It’s dark and quiet as hundreds around me sleep, now that the small passenger in row 35 has given in. His mother looks relieved, but cautious, slumped under a blanket beside him. Airline travel with small children is not easy, but it can be done well.
Before the flight attendant closed the overhead bins, the elderly lady in row 35 found a way to move far from the little wiggling person making demands before we even pulled away from the gate. Early indications showed it would be a long overnight flight with this half sized, yet powerful, passenger. His mom, on the other hand, seemed to be in denial; she opened a large paperback and ignored her child, who quickly tired of pushing the screen on the back of the chair and moved on to kicking the tray table. Mom had nothing to give him: no secret snacks, hidden toys, sticker books, favorite stuffy, or comforting blanket. Maybe she forgot in her pre-trip hurry, but this has the power to make a break their trip. In a divine show of mercy, when the elderly lady escaped, she left an empty seat beside the toddler, creating more “wiggle room.”
Shortly after the meal service, the toddler melted down, just as the shades were drawn and passengers were urged to sleep. We all knew only one would win: the toddler in row 35 or the other 400 of us. Airline travel with small children can be a battle. Are you up for the challenge?
This is no time to read that Amish classic. Be realistic about travel during this season of life. There will be a day for long novels on trans-Atlantic flights, but not in the toddler-mom days. A successful flight requires being informed, prepared, and engaged. Remember how you slept when the baby slept in the first days? Bring that mindset to the plane.
Some children face emotional anxiety due to the number of people, the noise, the restrictions, or other issues. Know that some factors, like entertainment choices of surrounding passengers, temperature, and time, are out of your control. Physical concerns like ear pain and awkward bathroom facilities mean Mom has to plan ahead. Ask your pediatrician for ways to offset air pressure changes. Plan to offer a lollipop, pacifier, sippy cup, or nursing, depending on the age of the child, for take-offs and landing.
The flight may offer “activities” like meals and an entertainment system to help fill time, but go with plans and resources to occupy your child; the whole plane will thank you. Take your child’s age into account, but plan seat activities to rotate. Choose those that are quiet, don’t have a lot of small pieces to drop, and work well in confinement. Challenging! Think: books, coloring, playdough, a game, a simple craft, technical game, story on tape, etc. This is not your chance to catch up on reading. Engaging your child’s body and mind on a plane requires a parent who is engaged.

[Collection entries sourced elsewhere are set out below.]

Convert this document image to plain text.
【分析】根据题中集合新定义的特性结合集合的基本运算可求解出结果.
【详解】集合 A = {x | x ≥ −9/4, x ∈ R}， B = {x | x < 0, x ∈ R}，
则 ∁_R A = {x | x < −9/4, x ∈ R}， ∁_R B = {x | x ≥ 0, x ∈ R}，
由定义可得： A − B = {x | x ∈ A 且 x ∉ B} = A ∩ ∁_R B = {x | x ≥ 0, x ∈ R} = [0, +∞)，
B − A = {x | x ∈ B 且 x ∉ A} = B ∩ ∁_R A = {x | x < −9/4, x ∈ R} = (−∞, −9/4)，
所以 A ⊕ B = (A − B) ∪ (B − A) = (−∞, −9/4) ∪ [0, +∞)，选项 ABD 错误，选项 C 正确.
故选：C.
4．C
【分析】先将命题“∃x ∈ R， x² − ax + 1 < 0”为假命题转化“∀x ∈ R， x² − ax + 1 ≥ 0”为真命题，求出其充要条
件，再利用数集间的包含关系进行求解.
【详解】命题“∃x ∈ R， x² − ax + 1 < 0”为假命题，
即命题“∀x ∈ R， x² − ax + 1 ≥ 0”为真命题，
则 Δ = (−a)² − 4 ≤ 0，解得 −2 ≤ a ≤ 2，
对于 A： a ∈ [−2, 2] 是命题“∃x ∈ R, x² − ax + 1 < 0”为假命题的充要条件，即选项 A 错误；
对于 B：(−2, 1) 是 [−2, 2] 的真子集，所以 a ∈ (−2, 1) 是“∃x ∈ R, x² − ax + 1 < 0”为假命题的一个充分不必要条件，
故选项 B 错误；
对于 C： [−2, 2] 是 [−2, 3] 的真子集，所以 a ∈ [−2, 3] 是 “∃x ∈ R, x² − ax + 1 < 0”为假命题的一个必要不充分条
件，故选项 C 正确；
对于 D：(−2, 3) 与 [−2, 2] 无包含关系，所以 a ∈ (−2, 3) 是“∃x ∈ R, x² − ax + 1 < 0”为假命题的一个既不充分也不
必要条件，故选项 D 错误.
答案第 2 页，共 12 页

See your child’s response to the flight experience as people around you are seeing it. Remember that some may have flight anxiety, need to sleep, may be facing physical issues, and may not be used to small children. Your interaction with your child can be a blessing to those around you, and you might even find others eager to help you when they see how prepared and thoughtful you are.
From the moment you pre-board or drag a car seat down the aisle, people wonder how you will impact the flight. Since you already have a hundred things on your mind, add two more small ones: greet the flight attendants and smile. While it isn’t time to stop and make introductions, it is time to speak to the stewards, thank them for their help, and teach your little one how to “help the helpers.” Your polite manners will make attendants want to help you, and you need that!

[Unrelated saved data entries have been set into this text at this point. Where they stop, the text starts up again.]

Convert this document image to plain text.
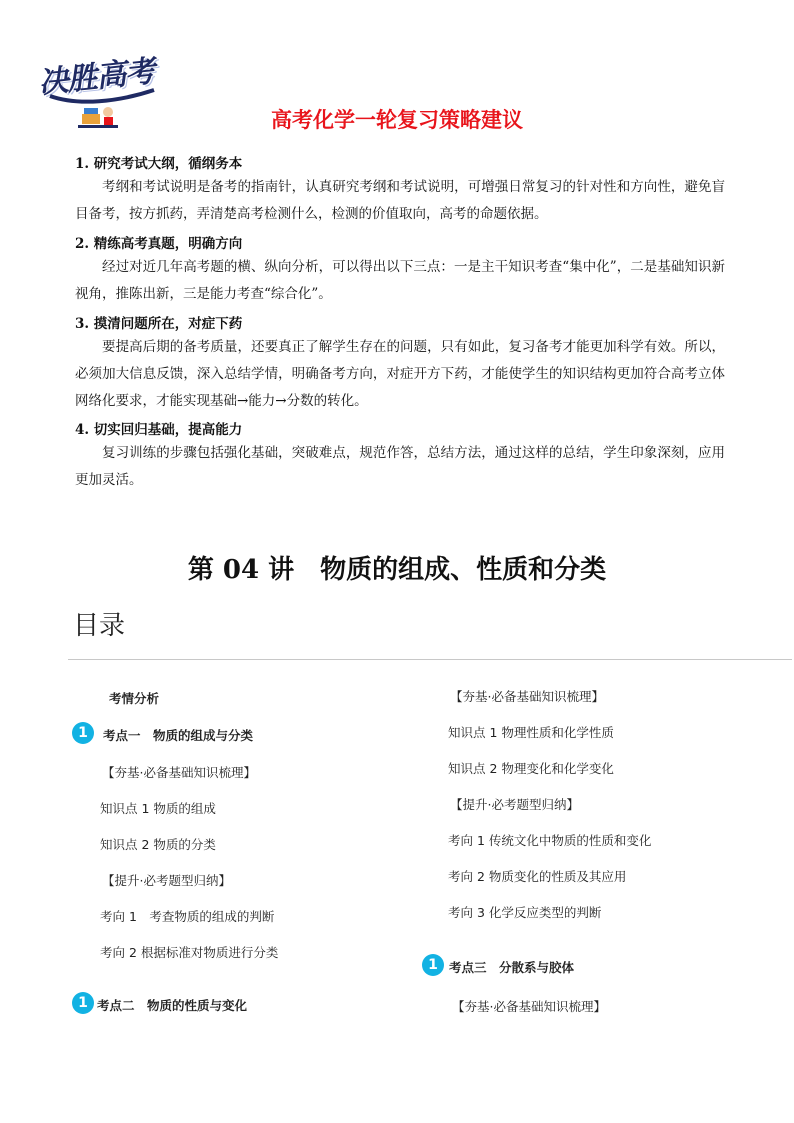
决胜高考
高考化学一轮复习策略建议
1. 研究考试大纲，循纲务本
考纲和考试说明是备考的指南针，认真研究考纲和考试说明，可增强日常复习的针对性和方向性，避免盲目备考，按方抓药，弄清楚高考检测什么，检测的价值取向，高考的命题依据。
2. 精练高考真题，明确方向
经过对近几年高考题的横、纵向分析，可以得出以下三点：一是主干知识考查“集中化”，二是基础知识新视角，推陈出新，三是能力考查“综合化”。
3. 摸清问题所在，对症下药
要提高后期的备考质量，还要真正了解学生存在的问题，只有如此，复习备考才能更加科学有效。所以，必须加大信息反馈，深入总结学情，明确备考方向，对症开方下药，才能使学生的知识结构更加符合高考立体网络化要求，才能实现基础→能力→分数的转化。
4. 切实回归基础，提高能力
复习训练的步骤包括强化基础，突破难点，规范作答，总结方法，通过这样的总结，学生印象深刻，应用更加灵活。
第 04 讲　物质的组成、性质和分类
目录
考情分析
1	考点一　物质的组成与分类
【夯基·必备基础知识梳理】
知识点 1 物质的组成
知识点 2 物质的分类
【提升·必考题型归纳】
考向 1　考查物质的组成的判断
考向 2 根据标准对物质进行分类
1 考点二　物质的性质与变化
【夯基·必备基础知识梳理】
知识点 1 物理性质和化学性质
知识点 2 物理变化和化学变化
【提升·必考题型归纳】
考向 1 传统文化中物质的性质和变化
考向 2 物质变化的性质及其应用
考向 3 化学反应类型的判断
1 考点三　分散系与胶体
【夯基·必备基础知识梳理】
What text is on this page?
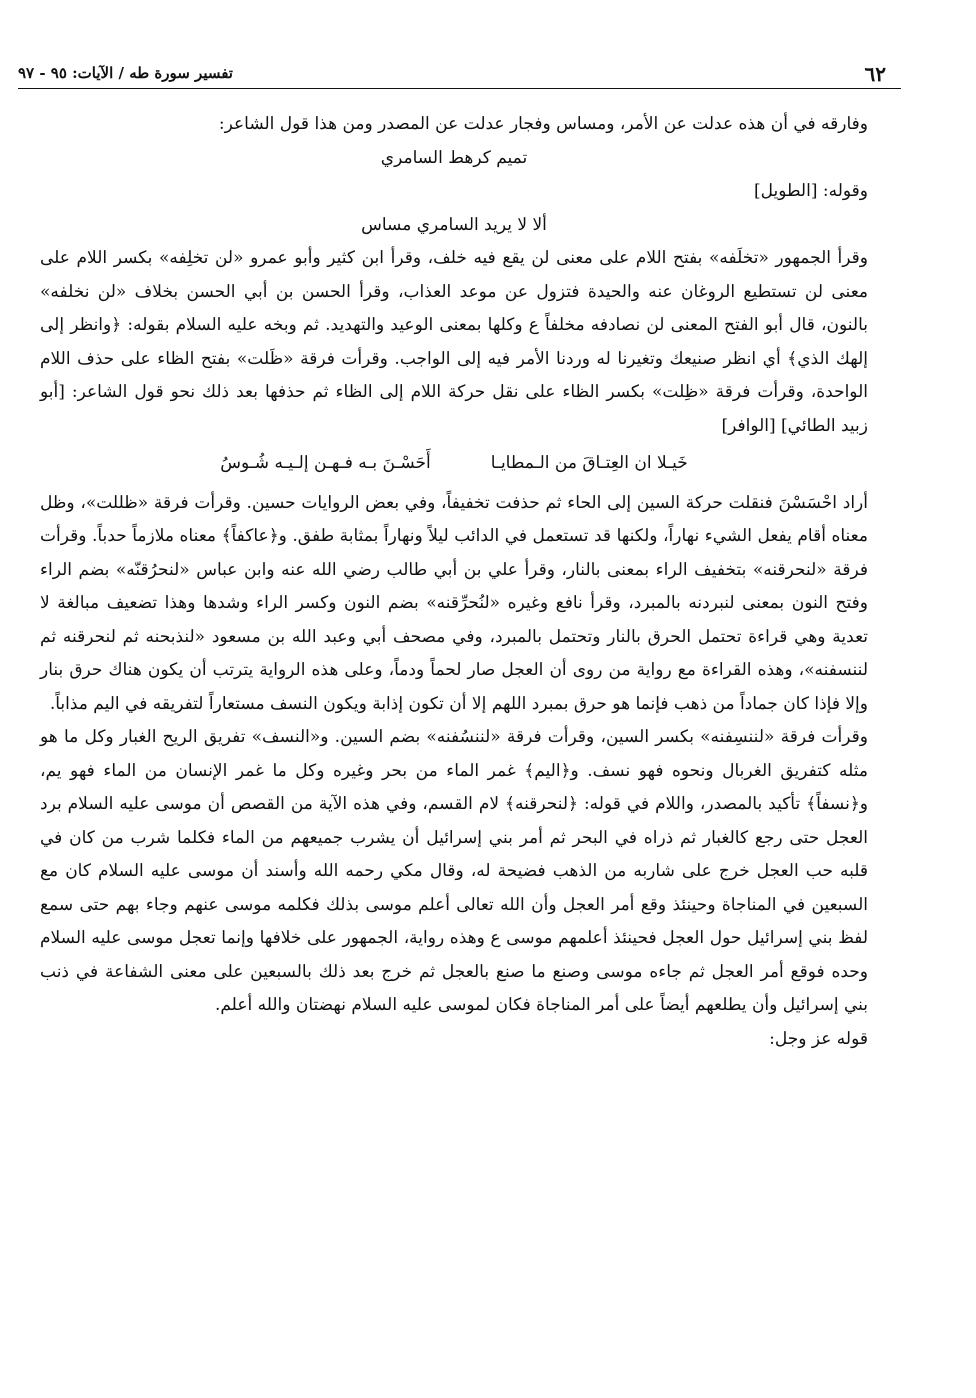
٦٢
تفسير سورة طه / الآيات: ٩٥ - ٩٧

وفارقه في أن هذه عدلت عن الأمر، ومساس وفجار عدلت عن المصدر ومن هذا قول الشاعر:

تميم كرهط السامري

وقوله: [الطويل]

ألا لا يريد السامري مساس

وقرأ الجمهور «تخلَفه» بفتح اللام على معنى لن يقع فيه خلف، وقرأ ابن كثير وأبو عمرو «لن تخلِفه» بكسر اللام على معنى لن تستطيع الروغان عنه والحيدة فتزول عن موعد العذاب، وقرأ الحسن بن أبي الحسن بخلاف «لن نخلفه» بالنون، قال أبو الفتح المعنى لن نصادفه مخلفاً ع وكلها بمعنى الوعيد والتهديد. ثم وبخه عليه السلام بقوله: ﴿وانظر إلى إلهك الذي﴾ أي انظر صنيعك وتغيرنا له وردنا الأمر فيه إلى الواجب. وقرأت فرقة «ظَلت» بفتح الظاء على حذف اللام الواحدة، وقرأت فرقة «ظِلت» بكسر الظاء على نقل حركة اللام إلى الظاء ثم حذفها بعد ذلك نحو قول الشاعر: [أبو زبيد الطائي] [الوافر]

خَيـلا ان العِتـاقَ من الـمطايـا
أَحَسْـنَ بـه فـهـن إلـيـه شُـوسُ

أراد احْسَسْنَ فنقلت حركة السين إلى الحاء ثم حذفت تخفيفاً، وفي بعض الروايات حسين. وقرأت فرقة «ظللت»، وظل معناه أقام يفعل الشيء نهاراً، ولكنها قد تستعمل في الدائب ليلاً ونهاراً بمثابة طفق. و﴿عاكفاً﴾ معناه ملازماً حدباً. وقرأت فرقة «لنحرقنه» بتخفيف الراء بمعنى بالنار، وقرأ علي بن أبي طالب رضي الله عنه وابن عباس «لنحرُقنّه» بضم الراء وفتح النون بمعنى لنبردنه بالمبرد، وقرأ نافع وغيره «لنُحرِّقنه» بضم النون وكسر الراء وشدها وهذا تضعيف مبالغة لا تعدية وهي قراءة تحتمل الحرق بالنار وتحتمل بالمبرد، وفي مصحف أبي وعبد الله بن مسعود «لنذبحنه ثم لنحرقنه ثم لننسفنه»، وهذه القراءة مع رواية من روى أن العجل صار لحماً ودماً، وعلى هذه الرواية يترتب أن يكون هناك حرق بنار وإلا فإذا كان جماداً من ذهب فإنما هو حرق بمبرد اللهم إلا أن تكون إذابة ويكون النسف مستعاراً لتفريقه في اليم مذاباً.

وقرأت فرقة «لننسِفنه» بكسر السين، وقرأت فرقة «لننسُفنه» بضم السين. و«النسف» تفريق الريح الغبار وكل ما هو مثله كتفريق الغربال ونحوه فهو نسف. و﴿اليم﴾ غمر الماء من بحر وغيره وكل ما غمر الإنسان من الماء فهو يم، و﴿نسفاً﴾ تأكيد بالمصدر، واللام في قوله: ﴿لنحرقنه﴾ لام القسم، وفي هذه الآية من القصص أن موسى عليه السلام برد العجل حتى رجع كالغبار ثم ذراه في البحر ثم أمر بني إسرائيل أن يشرب جميعهم من الماء فكلما شرب من كان في قلبه حب العجل خرج على شاربه من الذهب فضيحة له، وقال مكي رحمه الله وأسند أن موسى عليه السلام كان مع السبعين في المناجاة وحينئذ وقع أمر العجل وأن الله تعالى أعلم موسى بذلك فكلمه موسى عنهم وجاء بهم حتى سمع لفظ بني إسرائيل حول العجل فحينئذ أعلمهم موسى ع وهذه رواية، الجمهور على خلافها وإنما تعجل موسى عليه السلام وحده فوقع أمر العجل ثم جاءه موسى وصنع ما صنع بالعجل ثم خرج بعد ذلك بالسبعين على معنى الشفاعة في ذنب بني إسرائيل وأن يطلعهم أيضاً على أمر المناجاة فكان لموسى عليه السلام نهضتان والله أعلم.

قوله عز وجل:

It takes more time and effort to fly with little ones, but you can do it if you adjust your expectations. You may not get that two minutes in the restroom to freshen up your make-up before landing, but that’s okay. The attention and affection you show your most precious passenger makes you beautiful. Don’t let spills, tears, fears, or questions upset you. Set a pace for your child that reveals a flexible and patient spirit. More important than getting to your destination is the journey of growing your child.
Traveling with a small child is exciting! Determine that you will see it that way and talk to your little one about your adventure together. Laugh at the unexpected, making your travel a game and journey to be embraced. Make these days a sweet memory in the heart of your little traveler. All too soon, they’ll grab their own suitcase and be out the door charting their own course.

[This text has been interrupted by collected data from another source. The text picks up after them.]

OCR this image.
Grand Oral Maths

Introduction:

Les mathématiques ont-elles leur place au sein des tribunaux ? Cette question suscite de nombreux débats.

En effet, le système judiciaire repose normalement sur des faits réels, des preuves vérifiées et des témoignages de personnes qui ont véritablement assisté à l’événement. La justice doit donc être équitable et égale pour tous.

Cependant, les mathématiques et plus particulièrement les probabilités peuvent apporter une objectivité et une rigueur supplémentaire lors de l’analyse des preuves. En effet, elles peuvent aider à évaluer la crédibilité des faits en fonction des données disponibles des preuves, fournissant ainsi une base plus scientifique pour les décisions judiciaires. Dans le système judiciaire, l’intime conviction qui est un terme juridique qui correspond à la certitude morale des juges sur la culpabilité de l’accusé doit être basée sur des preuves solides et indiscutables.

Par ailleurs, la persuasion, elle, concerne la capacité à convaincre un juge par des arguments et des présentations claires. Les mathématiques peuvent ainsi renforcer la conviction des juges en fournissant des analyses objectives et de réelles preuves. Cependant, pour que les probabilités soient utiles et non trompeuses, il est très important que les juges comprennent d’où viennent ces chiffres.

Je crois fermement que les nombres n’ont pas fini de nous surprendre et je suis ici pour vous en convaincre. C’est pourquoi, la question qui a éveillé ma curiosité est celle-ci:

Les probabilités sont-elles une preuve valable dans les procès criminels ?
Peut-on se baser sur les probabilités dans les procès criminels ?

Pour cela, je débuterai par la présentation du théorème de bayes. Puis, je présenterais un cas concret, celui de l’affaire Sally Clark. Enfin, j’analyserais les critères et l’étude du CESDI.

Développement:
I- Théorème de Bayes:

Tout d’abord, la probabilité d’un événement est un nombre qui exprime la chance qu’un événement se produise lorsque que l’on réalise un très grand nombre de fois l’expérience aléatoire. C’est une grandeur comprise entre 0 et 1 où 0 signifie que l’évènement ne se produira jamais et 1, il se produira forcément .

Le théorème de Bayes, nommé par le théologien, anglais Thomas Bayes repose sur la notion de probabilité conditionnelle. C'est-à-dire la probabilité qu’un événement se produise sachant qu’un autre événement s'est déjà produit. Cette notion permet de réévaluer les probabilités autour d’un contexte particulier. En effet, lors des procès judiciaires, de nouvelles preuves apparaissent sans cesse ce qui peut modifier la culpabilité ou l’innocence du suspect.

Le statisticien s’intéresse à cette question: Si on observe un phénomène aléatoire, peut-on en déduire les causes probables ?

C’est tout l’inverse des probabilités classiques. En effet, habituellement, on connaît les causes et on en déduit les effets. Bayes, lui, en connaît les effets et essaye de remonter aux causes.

I’ve traveled many miles with our children, but they now sleep in the row behind me, tall and quiet in their own seats. They chose their own meals, didn’t spill, and carried their own bags. They’ve grown to be independent, and I got to read a great book. It’s a new season.
The mom in row 35 sleeps now beside her small mound of a person under a blanket, her book on the floor, but her heart open. The window shades will lift soon, and the toddler will wake up, ready for the next part of his amazing adventure with mom.
What tips do you have for successful airline travel with kids?